FMGE 2025 - Surgery FMGE Practice Questions and MCQs
Question 421: A 30-year-old female presented with pain in the right upper quadrant of the abdomen after 4 days of cholecystectomy. On USG, it showed a significant collection in RUQ. What will you do further?
- A. USG guided aspiration of content (Correct Answer)
- B. Re-explore laparoscopically
- C. MRCP
- D. Higher antibiotics
Explanation: ***USG guided aspiration of content***- A significant, symptomatic intra-abdominal collection post-cholecystectomy (4 days) strongly suggests a localized **abscess**, **hematoma**, or **biloma**, demanding urgent **source control**.- **Percutaneous drainage** guided by ultrasound or CT is the gold standard, minimally invasive treatment for accessible, well-defined fluid collections in the immediate postoperative period.*Re-explore laparoscopically*- Surgical **re-exploration** is more invasive and is typically reserved for cases where percutaneous drainage fails, or if there is diffuse peritonitis or active bleeding.- Since the USG shows a localized collection, the less invasive **percutaneous approach** is the initial management choice.*Higher antibiotics*- Antibiotics alone are insufficient to manage a significant, symptomatic fluid collection, especially if it is an **abscess** (pus collection).- Drainage (source control) followed by appropriate antibiotics is the required sequence to prevent systemic infection and **sepsis**.*MRCP*- **MRCP** (Magnetic Resonance Cholangiopancreatography) is a diagnostic test primarily used to evaluate the **biliary tree** for leaks or strictures.- While biliary tree integrity is important, the immediate therapeutic priority for a defined, symptomatic collection is drainage, not further imaging, unless a large, high-pressure **biloma** is highly suspected and the patient is stable.
Question 422: A neonate has intestines protruding from the abdomen without any external covering. What will be your next line of management?
- A. Surgical correction
- B. Cover the content with a Silo bag and wait (Correct Answer)
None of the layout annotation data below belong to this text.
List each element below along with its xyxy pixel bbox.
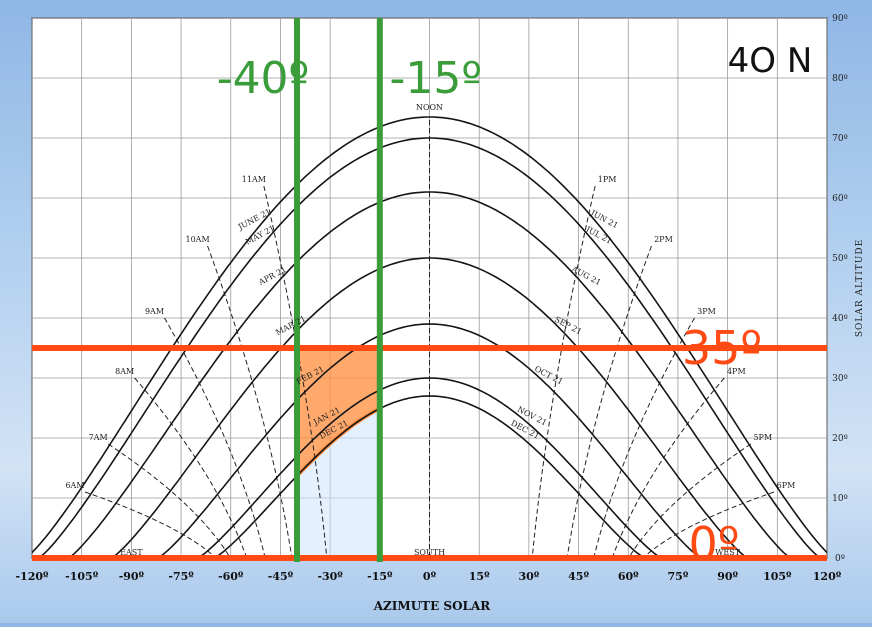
x-tick-label: -45º	[268, 570, 294, 583]
hour-line	[164, 317, 266, 558]
y-tick-label: 70º	[832, 134, 848, 144]
x-tick-label: 60º	[618, 570, 639, 583]
x-tick-label: -75º	[168, 570, 194, 583]
x-tick-label: -90º	[119, 570, 145, 583]
y-tick-label: 10º	[832, 494, 848, 504]
x-tick-label: -105º	[65, 570, 99, 583]
sun-path-curve	[111, 257, 748, 558]
x-tick-label: 30º	[518, 570, 539, 583]
hour-label: 7AM	[89, 433, 108, 442]
altitude-label: 35º	[682, 321, 762, 375]
hour-line	[593, 317, 695, 558]
sun-path-curve	[67, 191, 792, 558]
hour-label: 9AM	[145, 307, 164, 316]
y-tick-label: 20º	[832, 434, 848, 444]
below-winter-zone	[297, 408, 380, 558]
x-tick-label: -30º	[317, 570, 343, 583]
sun-path-curves	[32, 116, 827, 558]
x-tick-label: -15º	[367, 570, 393, 583]
horizon-label: 0º	[689, 517, 740, 571]
sun-path-curve	[38, 137, 821, 558]
latitude-label: 4O N	[728, 41, 813, 81]
hour-line	[134, 377, 248, 558]
sun-path-curve	[32, 116, 827, 554]
y-tick-label: 80º	[832, 74, 848, 84]
hour-label: 6AM	[65, 481, 84, 490]
hour-label: 8AM	[115, 367, 134, 376]
y-axis-ticks: 0º 10º 20º 30º 40º 50º 60º 70º 80º 90º	[832, 14, 848, 564]
hour-label: 11AM	[242, 175, 266, 184]
annotation-lines: -40º -15º 35º 0º	[32, 18, 827, 571]
hour-lines	[84, 120, 775, 558]
hour-line	[531, 185, 596, 558]
y-tick-label: 90º	[832, 14, 848, 24]
hour-label: 10AM	[185, 235, 209, 244]
sun-path-curve	[197, 377, 662, 558]
hour-line	[628, 443, 752, 558]
y-tick-label: 0º	[835, 554, 845, 564]
direction-label: EAST	[120, 548, 143, 557]
hour-label: 6PM	[777, 481, 796, 490]
azimuth-label-right: -15º	[390, 53, 483, 104]
hour-label: 4PM	[727, 367, 746, 376]
y-tick-label: 50º	[832, 254, 848, 264]
y-tick-label: 30º	[832, 374, 848, 384]
hour-line	[107, 443, 231, 558]
x-tick-label: 90º	[717, 570, 738, 583]
x-tick-label: 75º	[668, 570, 689, 583]
x-tick-label: 15º	[469, 570, 490, 583]
sun-path-curve	[213, 395, 646, 558]
sun-path-curve	[157, 323, 702, 558]
x-tick-label: 0º	[423, 570, 437, 583]
x-axis-ticks: -120º -105º -90º -75º -60º -45º -30º -15º 0º 15º 3…	[15, 570, 841, 583]
x-tick-label: 45º	[568, 570, 589, 583]
x-tick-label: 105º	[763, 570, 792, 583]
direction-label: SOUTH	[414, 548, 445, 557]
x-tick-label: -60º	[218, 570, 244, 583]
hour-label: 3PM	[697, 307, 716, 316]
x-tick-label: 120º	[813, 570, 842, 583]
x-tick-label: -120º	[15, 570, 49, 583]
y-tick-label: 60º	[832, 194, 848, 204]
hour-label: 5PM	[753, 433, 772, 442]
y-axis-title: SOLAR ALTITUDE	[855, 239, 865, 337]
x-axis-title: AZIMUTE SOLAR	[373, 599, 492, 613]
hour-label: NOON	[416, 103, 443, 112]
hour-label: 1PM	[598, 175, 617, 184]
hour-line	[566, 245, 652, 558]
azimuth-label-left: -40º	[217, 53, 310, 104]
hour-line	[207, 245, 293, 558]
direction-label: WEST	[715, 548, 741, 557]
hour-line	[611, 377, 725, 558]
hour-line	[263, 185, 328, 558]
y-tick-label: 40º	[832, 314, 848, 324]
hour-label: 2PM	[654, 235, 673, 244]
- C. Cover with NS-soaked gauze
- D. Conservative management with higher antibiotics
Explanation: ***Cover the content with a Silo bag and wait*** - This presentation, where intestines protrude without a covering sac, is **gastroschisis**. The primary management for gastroschisis usually involves a **staged reduction** using a pre-formed **silo bag** (or pouch). - The silo allows the edematous bowel to gradually return into the abdominal cavity by gravity over several days, minimizing the risk of **abdominal compartment syndrome** and visceral ischemia that can occur with forced primary closure. *Surgical correction* - Immediate primary surgical closure is often difficult in gastroschisis because the infant's abdominal cavity is relatively small (**abdominal paucity**). - Forcing closure when the volume is too large can significantly elevate intra-abdominal pressure, potentially leading to **intestinal ischemia** or respiratory compromise. *Conservative management with higher antibiotics* - Gastroschisis is a surgical emergency requiring definitive intervention (closure or staged reduction); simple conservative management or antibiotics alone is insufficient. - While **antibiotics** are a necessary supportive measure to prevent infection of the exposed bowel, they do not address the underlying anatomical defect or the risk of desiccation and mechanical injury. *Cover with NS-soaked gauze* - Covering the exposed bowel with warm, **NS-soaked gauze** is an essential immediate stabilization step during resuscitation and transport, protecting the viscera and minimizing fluid and heat loss. - However, the **silo bag** is considered the definitive method for long-term protection and **staged reduction** in cases where primary surgical repair is not feasible, making it the superior choice for the next line of management.